Nun kann man Wahlen ansetzen, absagen, verschieben – doch der Schaden der Vorgänge an diesem Freitag geht wohl über vermutlich nur noch kurzzeitig vakante BVerfG-Posten hinaus. Es sei "kein guter Tag für die Demokratie in unserem Land", sagte Dirk Wiese am Freitag in der Bundestagsdebatte zur Änderung der ursprünglich vorgesehenen Tagesordnung. Der Erste Parlamentarische Geschäftsführer der SPD-Fraktion kritisierte eine "Hetzkampagne", die aus rechten Kreisen gegen Brosius-Gersdorf geführt worden sei. Die Staatsrechtlerin habe Morddrohungen erhalten. "Das muss uns besorgen um den Zustand der Demokratie in diesem Land", so Wiese. Wie zur Bestätigung warf der Abgeordnete der AfD Gottfried Curio das Word "Linksextremistin" in Wieses Redebeitrag ein, was ihm einen Ordnungsruf einbrachte.

Sichtlich bedrückt äußerte sich Steffen Bilger, Erster Parlamentarischer Geschäftsführer der CDU/CSU-Bundestagsfraktion, der die Bedeutung der Wahlen ans BVerfG betonte, die "herausfordernd" geworden seien. "Zu einem der Vorschläge hat sich eine intensive öffentliche Debatte entwickelt, die jedes Maß verloren hat" schloss er sich Wiese an. Doch Verfassungsrichterinnen und -richter müssten über jeden fachlichen Zweifel erhaben sein, was bei Brosius-Gersdorf "nicht mehr vollständig gegeben" sei. Man sei bereit gewesen, über die beiden anderen Vorschläge noch am Freitag abzustimmen, doch darauf habe man sich mit den anderen Fraktionen nicht mehr verständigen können.

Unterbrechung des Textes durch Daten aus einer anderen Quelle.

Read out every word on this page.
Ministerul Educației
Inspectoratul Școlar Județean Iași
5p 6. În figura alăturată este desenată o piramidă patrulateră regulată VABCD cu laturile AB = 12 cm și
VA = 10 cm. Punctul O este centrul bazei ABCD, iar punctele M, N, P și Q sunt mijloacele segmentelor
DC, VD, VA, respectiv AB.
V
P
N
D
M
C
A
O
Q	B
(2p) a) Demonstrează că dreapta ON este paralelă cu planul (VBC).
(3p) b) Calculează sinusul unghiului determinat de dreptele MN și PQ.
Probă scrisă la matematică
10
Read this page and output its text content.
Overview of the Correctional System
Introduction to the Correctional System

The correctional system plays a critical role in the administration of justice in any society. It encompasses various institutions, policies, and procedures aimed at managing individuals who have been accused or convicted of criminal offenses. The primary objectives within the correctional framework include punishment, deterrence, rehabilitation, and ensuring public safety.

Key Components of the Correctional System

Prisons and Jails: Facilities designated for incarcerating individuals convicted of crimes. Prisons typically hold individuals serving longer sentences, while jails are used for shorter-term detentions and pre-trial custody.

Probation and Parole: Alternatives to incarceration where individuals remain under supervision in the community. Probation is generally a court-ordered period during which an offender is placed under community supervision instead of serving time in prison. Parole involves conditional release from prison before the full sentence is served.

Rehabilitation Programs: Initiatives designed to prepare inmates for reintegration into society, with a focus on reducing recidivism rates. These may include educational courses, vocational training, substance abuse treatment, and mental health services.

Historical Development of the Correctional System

Haßelmann: "Vorwürfe sind erbärmlich"

Bilger bezog sich damit auf Plagiats-Vorwürfe gegen Brosius-Gersdorf, die erst kurz vor der Sitzung am Donnerstagabend öffentlich geworden waren. Demnach will der als "Plagiatsjäger" bekannte österreichische Kommunikationswissenschaftler und Publizist Stefan Weber Hinweise auf wissenschaftliches Fehlverhalten in der Doktorarbeit der Potsdamer Verfassungsrechtlerin ausgemacht haben. Dabei geht es laut Weber um ähnliche Passagen in der Dissertation von Brosius-Gersdorf und der Habilitationsschrift ihres Ehemannes, des Leipziger Staatsrechtlers Hubertus Gersdorf.

Die Co-Geschäftsführerin der Grünen-Faktion, Britta Haßelmann, kritisierte, hier werde die Karriere einer Frau gefährdet, aus der Unionsfraktion habe man dazu auf "rechte News-Portale" Einfluss genommen. "Es ist unverantwortlich, was hier getrieben wird", zeigte sich Haßelmann empört. Ihre Linken-Kollegin Heidi Reichinnek stieß ins gleiche Horn. Sie warf der Unionsfraktion vor, "rechte Narrative" übernommen zu haben, auch in Bezug auf die liberale Position Brosius-Gersdorfs zum Schwangerschaftsabbruch, die schließlich von einer Mehrheit der Bevölkerung geteilt werde: "Die Vorwürfe sind erbärmlich." Bernd Baumann von der AfD warf hingegen der Regierung vor, Brosius-Gersdorf sei als Richterin "unmöglich", der Vorschlag habe das Ansehen des BVerfG zerstört, was die AfD aufgedeckt habe.

Brosius-Gersdorf war gleich nach ihrem Vorschlag durch die SPD-Fraktion von konservativer Seite für einige Positionen kritisiert worden, die sie in der Vergangenheit öffentlich vertreten hatte. Dabei ging es unter anderem um ihre positive Haltung zu einer Impfpflicht während der Corona-Pandemie, aber auch um ihre aus Sicht mancher Abgeordneter zu liberale Haltung zu Abtreibungen. Die Juristin war Mitglied in der von der Ampel-Regierung eingesetzten Expertenkommission, die sich für eine Legalisierung von Abtreibungen in den ersten zwölf Schwangerschaftswochen ausgesprochen hatte. Gleichwohl hatten Kanzler Merz und Unions-Fraktionschef Jens Spahn die Nominierung vorangetrieben und Rückendeckung für Brosius-Gersdorf signalisiert. Am Donnerstagabend tauchten dann die Plagiatsvorwürfe durch Weber auf.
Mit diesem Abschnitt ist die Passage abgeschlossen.